1 May 2025
The Labour Court has dismissed a bid by a Legal Practice Council administrator, accused of colluding with attorneys, to stop disciplinary proceedings against her. Graphic: Lisa Nelson
An employee of the Legal Practice Council (LPC), accused of being involved in an “elaborate and corrupt scheme” with attorneys, has failed in her bid to stop disciplinary proceedings against her.
Johannesburg Labour Court Judge Edwin Tlhotlhalemaje, in a recent ruling, said it was clear that Zandile Madonsela was doing everything possible to frustrate the disciplinary process.
She is accused of working with attorneys to falsify their audits and provide them with Fidelity Fund certificates and Certificates of Good Standing
Judge Tlhotlhalemaje said courts could only intervene in incomplete disciplinary proceedings in the most exceptional cases and dismissed her urgent application, ordering Madonsela to pay the LPC’s costs.
Madonsela had been employed by the LPC in its Gauteng offices as an administrator in the Risk and Assessment Department since 2019.
After receiving an anonymous tip-off, the LPC began an internal investigation which resulted in disciplinary proceedings against Madonsela and others who were accused of colluding with attorneys, and taking money, in exchange for falsifying audits and issuing the certificates.
Madonsela was charged with fraud and falsifying documents used in the “corrupt scheme” with attorneys.
Before pleading to the charges, Madonsela launched urgent court proceedings seeking to have the disciplinary proceedings declared unlawful and a breach of her employment contract.
She also argued that the LPC was in breach of a settlement agreement in terms of which it had been agreed that the disciplinary process against her would be terminated in exchange for her providing information to assist with the ongoing investigation.
Referring to the history of the matter, Judge Tlhotlhalemaje said the disciplinary hearing had been stalled several times with Madonsela’s legal representatives demanding to see further documents, and then a claim that she was sick.
Her legal representatives then told the LPC that she had evidence that implicated other employees involved in the scheme.
The LPC said if she provided credible information, not already within the LPC’s possession or knowledge, the disciplinary hearing would still proceed against her but should she be found guilty, the LPC would ask for a lesser sanction than dismissal.
Judge Tlhotlhalemaje said it was not disputed that even though Madonsela had been suspended, she had been granted access to her office and her computer and emails to print the information she had promised.

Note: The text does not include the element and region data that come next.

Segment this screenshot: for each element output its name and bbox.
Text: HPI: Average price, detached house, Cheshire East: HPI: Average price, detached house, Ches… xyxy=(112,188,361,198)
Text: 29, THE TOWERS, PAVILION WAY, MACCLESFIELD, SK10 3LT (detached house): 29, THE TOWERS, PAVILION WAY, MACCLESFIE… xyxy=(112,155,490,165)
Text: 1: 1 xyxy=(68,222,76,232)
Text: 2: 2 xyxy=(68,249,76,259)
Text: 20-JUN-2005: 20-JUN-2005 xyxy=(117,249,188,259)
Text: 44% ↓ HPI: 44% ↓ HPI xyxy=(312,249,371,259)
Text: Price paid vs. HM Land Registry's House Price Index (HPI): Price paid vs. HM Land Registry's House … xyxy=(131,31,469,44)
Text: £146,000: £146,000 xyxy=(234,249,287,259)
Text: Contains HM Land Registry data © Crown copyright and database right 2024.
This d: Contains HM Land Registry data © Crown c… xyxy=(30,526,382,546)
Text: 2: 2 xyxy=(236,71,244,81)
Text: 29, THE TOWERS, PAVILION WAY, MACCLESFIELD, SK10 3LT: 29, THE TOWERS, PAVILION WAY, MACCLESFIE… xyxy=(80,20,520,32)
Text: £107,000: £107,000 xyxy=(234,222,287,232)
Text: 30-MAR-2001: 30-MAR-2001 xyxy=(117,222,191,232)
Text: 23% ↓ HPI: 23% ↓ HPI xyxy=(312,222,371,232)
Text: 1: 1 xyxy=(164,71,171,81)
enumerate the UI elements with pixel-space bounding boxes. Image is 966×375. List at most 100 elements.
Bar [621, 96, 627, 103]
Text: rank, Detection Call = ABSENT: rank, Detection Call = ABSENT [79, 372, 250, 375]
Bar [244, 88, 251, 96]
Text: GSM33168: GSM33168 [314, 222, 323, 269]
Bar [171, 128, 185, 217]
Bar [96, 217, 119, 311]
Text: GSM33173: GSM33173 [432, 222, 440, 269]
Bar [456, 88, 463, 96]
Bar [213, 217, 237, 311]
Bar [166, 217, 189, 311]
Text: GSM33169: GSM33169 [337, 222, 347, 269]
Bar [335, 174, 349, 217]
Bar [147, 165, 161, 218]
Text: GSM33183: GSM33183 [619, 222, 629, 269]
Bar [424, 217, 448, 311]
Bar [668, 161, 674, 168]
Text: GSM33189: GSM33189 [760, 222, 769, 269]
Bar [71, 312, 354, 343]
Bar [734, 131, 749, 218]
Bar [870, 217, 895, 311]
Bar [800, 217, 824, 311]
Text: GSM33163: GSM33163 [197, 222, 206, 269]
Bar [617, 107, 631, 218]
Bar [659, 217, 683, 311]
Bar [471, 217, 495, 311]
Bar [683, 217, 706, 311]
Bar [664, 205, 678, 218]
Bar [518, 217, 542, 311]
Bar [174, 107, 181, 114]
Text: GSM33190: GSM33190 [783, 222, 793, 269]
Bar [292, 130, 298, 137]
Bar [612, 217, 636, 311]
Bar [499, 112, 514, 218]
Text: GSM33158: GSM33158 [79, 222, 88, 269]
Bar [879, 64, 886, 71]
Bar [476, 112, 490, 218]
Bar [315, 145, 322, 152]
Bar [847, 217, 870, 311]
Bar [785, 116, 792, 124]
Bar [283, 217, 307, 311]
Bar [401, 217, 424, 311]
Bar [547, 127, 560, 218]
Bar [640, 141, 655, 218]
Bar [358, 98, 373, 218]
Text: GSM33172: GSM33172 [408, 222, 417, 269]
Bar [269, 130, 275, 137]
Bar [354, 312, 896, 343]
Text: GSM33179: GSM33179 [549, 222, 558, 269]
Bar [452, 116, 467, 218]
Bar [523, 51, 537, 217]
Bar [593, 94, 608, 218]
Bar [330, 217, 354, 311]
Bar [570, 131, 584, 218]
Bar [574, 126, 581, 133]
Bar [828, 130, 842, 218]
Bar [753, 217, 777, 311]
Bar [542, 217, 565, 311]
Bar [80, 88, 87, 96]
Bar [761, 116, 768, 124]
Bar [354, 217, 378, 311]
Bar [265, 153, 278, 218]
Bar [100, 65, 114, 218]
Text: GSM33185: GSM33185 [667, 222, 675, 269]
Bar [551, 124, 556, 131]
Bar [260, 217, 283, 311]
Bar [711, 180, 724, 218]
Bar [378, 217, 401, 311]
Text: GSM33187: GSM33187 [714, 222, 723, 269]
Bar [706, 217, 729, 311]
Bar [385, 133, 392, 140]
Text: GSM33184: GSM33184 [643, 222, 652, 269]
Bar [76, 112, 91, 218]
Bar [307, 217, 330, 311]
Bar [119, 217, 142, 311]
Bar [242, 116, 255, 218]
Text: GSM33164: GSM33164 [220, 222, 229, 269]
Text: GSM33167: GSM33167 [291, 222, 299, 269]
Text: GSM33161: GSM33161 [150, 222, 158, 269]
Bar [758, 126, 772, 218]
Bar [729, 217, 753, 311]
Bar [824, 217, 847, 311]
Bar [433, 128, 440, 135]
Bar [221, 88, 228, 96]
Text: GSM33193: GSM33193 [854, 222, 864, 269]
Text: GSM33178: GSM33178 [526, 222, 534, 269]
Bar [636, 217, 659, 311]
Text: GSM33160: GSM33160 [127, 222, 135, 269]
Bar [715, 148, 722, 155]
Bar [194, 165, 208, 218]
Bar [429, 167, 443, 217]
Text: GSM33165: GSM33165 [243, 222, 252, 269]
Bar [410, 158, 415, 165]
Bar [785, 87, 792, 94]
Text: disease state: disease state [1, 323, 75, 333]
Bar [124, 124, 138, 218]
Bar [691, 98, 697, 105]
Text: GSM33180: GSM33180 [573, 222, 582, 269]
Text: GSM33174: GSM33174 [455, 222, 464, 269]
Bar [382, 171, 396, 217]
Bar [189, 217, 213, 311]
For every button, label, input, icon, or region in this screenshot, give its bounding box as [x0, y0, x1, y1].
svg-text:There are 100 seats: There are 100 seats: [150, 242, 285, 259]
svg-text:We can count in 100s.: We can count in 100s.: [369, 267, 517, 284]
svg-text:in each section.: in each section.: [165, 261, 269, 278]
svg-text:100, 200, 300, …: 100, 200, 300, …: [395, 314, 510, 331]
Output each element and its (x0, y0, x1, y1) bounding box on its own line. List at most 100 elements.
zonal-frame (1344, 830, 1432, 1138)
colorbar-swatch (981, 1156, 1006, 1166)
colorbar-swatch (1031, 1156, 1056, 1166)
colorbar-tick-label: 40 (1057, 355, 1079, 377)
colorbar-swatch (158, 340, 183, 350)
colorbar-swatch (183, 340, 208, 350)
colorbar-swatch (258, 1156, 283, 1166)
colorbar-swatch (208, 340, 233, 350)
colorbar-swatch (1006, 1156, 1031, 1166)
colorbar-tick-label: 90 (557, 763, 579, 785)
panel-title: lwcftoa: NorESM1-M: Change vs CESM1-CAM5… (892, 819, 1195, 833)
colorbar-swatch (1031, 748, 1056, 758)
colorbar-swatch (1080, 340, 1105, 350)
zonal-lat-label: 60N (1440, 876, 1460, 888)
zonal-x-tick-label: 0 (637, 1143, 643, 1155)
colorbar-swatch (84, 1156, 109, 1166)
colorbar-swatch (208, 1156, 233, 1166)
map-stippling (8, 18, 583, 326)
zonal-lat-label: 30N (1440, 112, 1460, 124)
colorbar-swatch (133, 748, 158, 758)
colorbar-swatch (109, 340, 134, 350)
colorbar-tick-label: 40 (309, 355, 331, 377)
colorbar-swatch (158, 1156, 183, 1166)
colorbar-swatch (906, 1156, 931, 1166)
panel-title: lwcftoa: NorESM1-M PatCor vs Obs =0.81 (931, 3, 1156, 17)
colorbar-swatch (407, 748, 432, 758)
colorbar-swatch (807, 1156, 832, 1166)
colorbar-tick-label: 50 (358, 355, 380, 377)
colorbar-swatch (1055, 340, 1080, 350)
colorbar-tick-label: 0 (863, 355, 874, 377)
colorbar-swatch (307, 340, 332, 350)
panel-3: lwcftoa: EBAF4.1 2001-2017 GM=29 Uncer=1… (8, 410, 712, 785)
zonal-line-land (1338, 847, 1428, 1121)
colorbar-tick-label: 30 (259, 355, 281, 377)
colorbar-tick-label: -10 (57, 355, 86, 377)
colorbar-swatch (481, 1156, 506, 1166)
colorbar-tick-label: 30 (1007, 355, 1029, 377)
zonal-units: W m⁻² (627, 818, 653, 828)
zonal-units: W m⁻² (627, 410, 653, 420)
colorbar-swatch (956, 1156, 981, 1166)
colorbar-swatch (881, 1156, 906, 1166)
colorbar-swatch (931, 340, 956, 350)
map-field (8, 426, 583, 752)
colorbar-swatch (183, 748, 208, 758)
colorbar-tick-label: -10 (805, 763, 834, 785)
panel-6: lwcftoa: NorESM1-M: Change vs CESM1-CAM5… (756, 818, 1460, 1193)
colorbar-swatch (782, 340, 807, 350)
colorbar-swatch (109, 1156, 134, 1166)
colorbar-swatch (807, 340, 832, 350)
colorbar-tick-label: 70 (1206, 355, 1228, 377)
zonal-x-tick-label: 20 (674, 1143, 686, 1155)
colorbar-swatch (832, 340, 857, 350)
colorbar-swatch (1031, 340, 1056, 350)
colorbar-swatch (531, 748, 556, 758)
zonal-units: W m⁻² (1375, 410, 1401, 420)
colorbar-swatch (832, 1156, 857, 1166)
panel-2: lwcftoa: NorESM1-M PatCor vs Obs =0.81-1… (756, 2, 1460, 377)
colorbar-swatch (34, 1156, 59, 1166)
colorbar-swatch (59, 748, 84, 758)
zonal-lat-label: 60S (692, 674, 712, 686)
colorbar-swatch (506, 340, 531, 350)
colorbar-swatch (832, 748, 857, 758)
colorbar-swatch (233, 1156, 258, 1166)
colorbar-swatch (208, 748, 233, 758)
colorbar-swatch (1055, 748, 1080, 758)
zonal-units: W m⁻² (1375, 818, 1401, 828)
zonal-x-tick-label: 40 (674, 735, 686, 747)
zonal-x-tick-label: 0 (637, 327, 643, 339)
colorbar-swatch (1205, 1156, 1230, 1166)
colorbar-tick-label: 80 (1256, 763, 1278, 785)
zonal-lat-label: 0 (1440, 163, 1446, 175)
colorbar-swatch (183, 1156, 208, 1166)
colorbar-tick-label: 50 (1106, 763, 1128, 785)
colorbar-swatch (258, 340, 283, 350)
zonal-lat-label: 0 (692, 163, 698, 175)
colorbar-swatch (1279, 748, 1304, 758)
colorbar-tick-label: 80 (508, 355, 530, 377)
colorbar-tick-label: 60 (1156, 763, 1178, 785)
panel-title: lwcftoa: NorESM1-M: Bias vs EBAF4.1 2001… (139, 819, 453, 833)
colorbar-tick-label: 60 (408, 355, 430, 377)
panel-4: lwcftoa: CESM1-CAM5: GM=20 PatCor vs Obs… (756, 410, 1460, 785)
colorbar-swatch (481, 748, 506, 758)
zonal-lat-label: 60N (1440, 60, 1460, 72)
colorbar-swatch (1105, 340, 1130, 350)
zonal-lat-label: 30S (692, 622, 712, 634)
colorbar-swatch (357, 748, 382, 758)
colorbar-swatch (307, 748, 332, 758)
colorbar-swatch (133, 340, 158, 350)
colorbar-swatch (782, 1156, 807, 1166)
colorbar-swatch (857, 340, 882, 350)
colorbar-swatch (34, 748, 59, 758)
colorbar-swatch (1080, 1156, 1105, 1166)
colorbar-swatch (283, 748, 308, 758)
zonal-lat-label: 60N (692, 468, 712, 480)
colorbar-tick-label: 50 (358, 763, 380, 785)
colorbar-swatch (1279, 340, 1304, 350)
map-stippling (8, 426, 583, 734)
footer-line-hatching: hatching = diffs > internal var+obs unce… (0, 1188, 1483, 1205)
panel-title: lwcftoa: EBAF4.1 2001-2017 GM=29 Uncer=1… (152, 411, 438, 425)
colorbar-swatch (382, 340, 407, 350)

However, according to the LPC, this information was of no value to its investigation and Madonsela was informed that the hearing would proceed in early April 2025.
In response, Madonsela’s legal representatives then cast aspersions on the impartiality of the chairperson and said the hearing should be permanently stayed.
When the LPC refused this request, she launched the urgent application in the labour court.
Judge Tlhotlhalemaje agreed with the LPC that the urgency was self-created and she had only approached the court “when the penny dropped” that the disciplinary hearing was going to proceed.
He said in light of this, he could strike the matter off the roll. However, he felt compelled to “dispose of it finally”, to prevent it being re-enrolled on the ordinary roll, unnecessarily.
He said an “extremely high threshold” had been set for a court’s intervention in ongoing disciplinary hearings.
“The rationale behind this stringent approach is that the court should respect employers’ prerogative to institute disciplinary proceedings and should be wary of unwarranted intrusion.
“It has been repeatedly stated that this court should not be regarded as the first port of call and the court must equally guard against the abuse of its own processes by employees whose primary objectives are not noble but merely intended to frustrate internal disciplinary processes in order to escape from having to answer to allegations of serious misconduct,” Judge Tlhotlhalemaje said.
He said the grounds raised by Madonsela were not exceptional and were “utter red herrings”.
He said the suggestion that the LPC was in breach of a settlement agreement was “ludicrous”. The LPC director had refused to sanction the agreement because the information Madonsela had provided was of no value.
“The idea that there was an intention to terminate the disciplinary hearing is a figment of (Madonsela’s) imagination. The proceedings were merely suspended.”
Judge Tlhotlhalemaje said Madonsela did not have a right not to be subjected to an internal disciplinary hearing, especially given the gravity of the allegations against her and the implications, to the extent that the charges are proven, for the integrity and reputation of the LPC and the legal profession.
Regarding the issue of costs, the judge said while Madonsela claimed to be “a simple administrator’, she had been legally assisted from the start by a team including a senior counsel, which pointed to the fact that she could afford to pay costs.
“The fact remains, that this application, which was brought on an extremely urgent basis, was ill-considered and misconceived, causing the LPC costs and inconvenience,” he said, dismissing the urgent application with costs.